More recently, we've heard complaints about Jamie's being a director of the NY Fed. Maybe he would call this one a drizzle-in-a-teapot.

But it's not. The directorship, like the trading losses, matter because if we face them, they can draw our attention to a much larger problem.

Chase isn't just too big to fail. It isn't just too complex to manage.

Chase is too big and well connected to regulate. Jamie Dimon is too big to regulate. And that is what's most dangerous and indeed untenable. It's highlighted and exacerbated by the Fed board membership.

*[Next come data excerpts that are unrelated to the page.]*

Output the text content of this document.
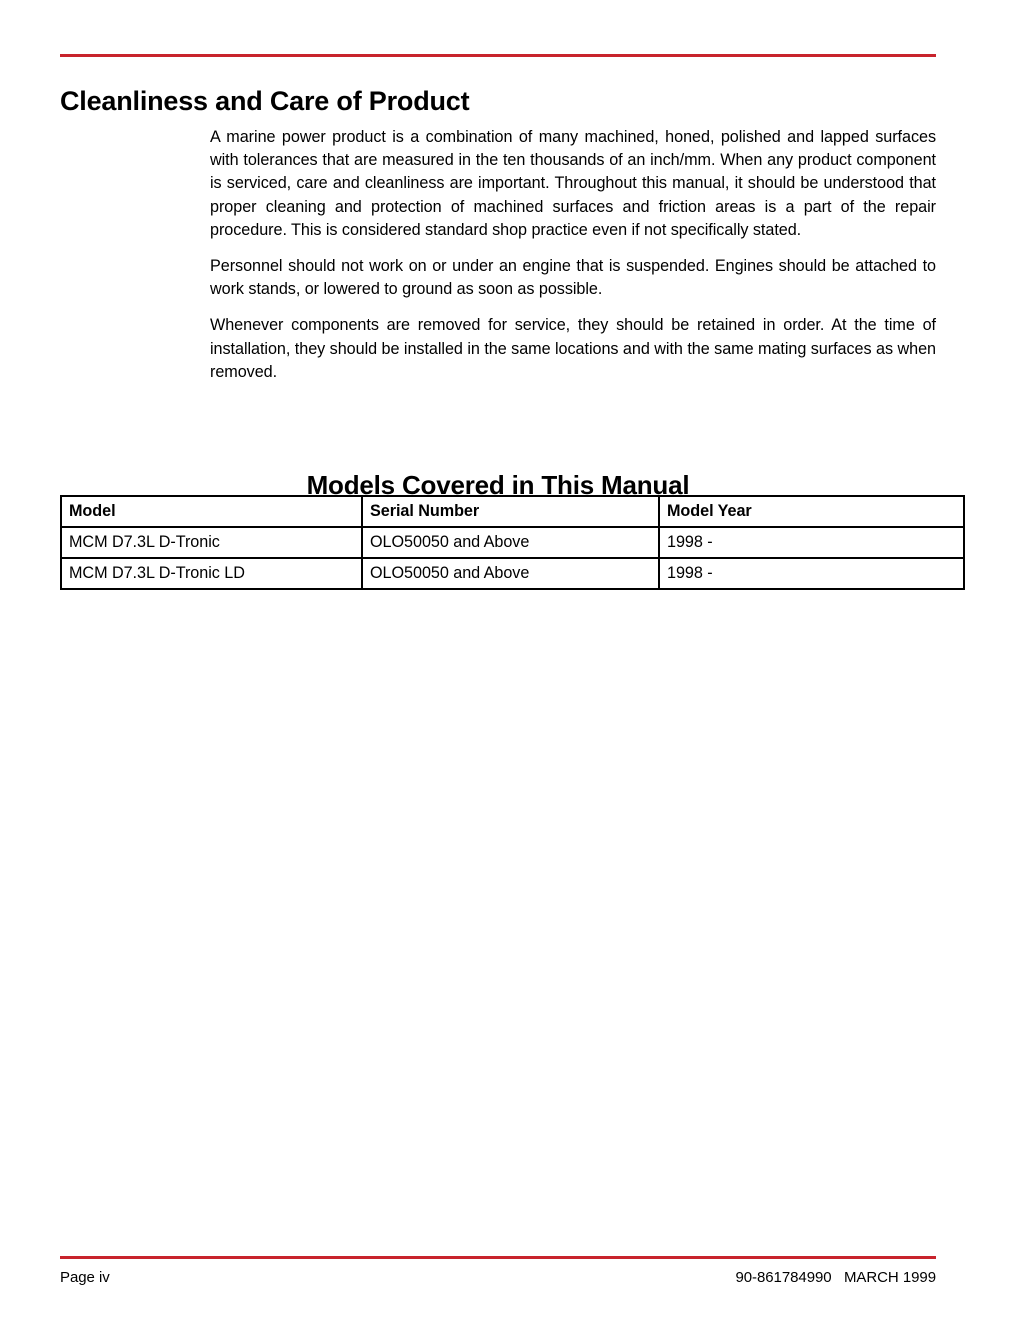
Cleanliness and Care of Product

A marine power product is a combination of many machined, honed, polished and lapped surfaces with tolerances that are measured in the ten thousands of an inch/mm. When any product component is serviced, care and cleanliness are important. Throughout this manual, it should be understood that proper cleaning and protection of machined surfaces and friction areas is a part of the repair procedure. This is considered standard shop practice even if not specifically stated.

Personnel should not work on or under an engine that is suspended. Engines should be attached to work stands, or lowered to ground as soon as possible.

Whenever components are removed for service, they should be retained in order. At the time of installation, they should be installed in the same locations and with the same mating surfaces as when removed.

Models Covered in This Manual
Model	Serial Number	Model Year
MCM D7.3L D-Tronic	OLO50050 and Above	1998 -
MCM D7.3L D-Tronic LD	OLO50050 and Above	1998 -
Page iv	90-861784990   MARCH 1999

A community banker knows that if he argues with an examiner or fails to respond immediately to demands for information or changes in operation, he's in big trouble. If he goes over the examiner's head, he'll likely be in even bigger trouble.

I've known even very large banks to follow slavishly demands from examiners and supervisors that are irrational, not founded in law or regulation — and which in fact cause rather than correct violations. That's part of the normal course of bank supervision. It's the larger component of the price we pay for deposit insurance. But not at JPMorgan Chase!

Jamie's Chief Investment Office in London has been accumulating risky assets for several years, at the hundred billion dollar level. Example:

The U.K. economy has been doing very badly and is further endangered by the euro's problems. So, what is the CIO hedging when, over a period of years, it reportedly dominates purchases of U.K. mortgage bonds — which it accumulates and retains? Then, for a period of months, the CIO has dominated and in fact warped the market for a credit default swap.

Chase's regulators, the Fed and the OCC, either knew about these things as they happened, and found them acceptable — or else they didn't know. They're not stupid, so my guess is that they didn't know because Chase told them to bugger off.

A significant reason Chase can't be regulated effectively is that its size, amplified by Jamie's loud voice, puts it above and beyond the reach of regulators. If he doesn't like what he hears from the 110 embedded regulatory employees, then Jamie can complain to Tim and Ben, who seemingly count on his help and advice.

Yes, one of the excuses given for Jamie's New York Fed board membership is that the Fed needs his advice, and that of the other bank CEO's on its board. Incredible!

The defining function of a board of directors is to make strategic decisions, not give advice. If the Fed must convoke a focus group of bankers to obtain consulting services, then why call this group a board of directors? Who's kidding whom?

It is also argued that having Jamie and the other CEO's on this board is merely causing a perception problem. Meaning that ignorant people such as I might actually imagine that Jamie and his colleagues have governance authority over the Fed.

Yes, there's certainly a perception problem, but it's not a problem of what the ignorant might fantasize. It's a problem of how regulatory employees and managers, for instance at the Fed, think about and relate to these CEOs and their institutions. If I worked for the Fed or OCC, I'd think twice about annoying Jamie, or anyone who could complain to Jamie.

Lincoln pointed out that 87 years elapsed from the founding of the USA to Gettysburg. A long time, during which much changed. More than 87 years have now elapsed since the Fed's founding. A lot has changed. For instance, the first president of the NY Fed, Ben Strong, could and did, in collaboration with a few foreign colleagues and heads of state, bring down the Western world's monetary system. His present-day successor, Bill Dudley, does not have the power to do that.

How about modernizing the Fed's structure to respond to the fundamental changes in its mission?

Let's entirely strip bankers and banks of any real or apparent role in the governance of any component of the Federal Reserve System. This is not a cooperative or mutual institution. 100% of its power derives from Congress, hence from the people — none from banks.

But that won't be enough to bring Chase under effective regulation. Chase needs to be broken up.

Andrew Kahr is a principal in Credit Builders LLC, a financial product development company, and was the founding chief executive of First Deposit, later known as Providian.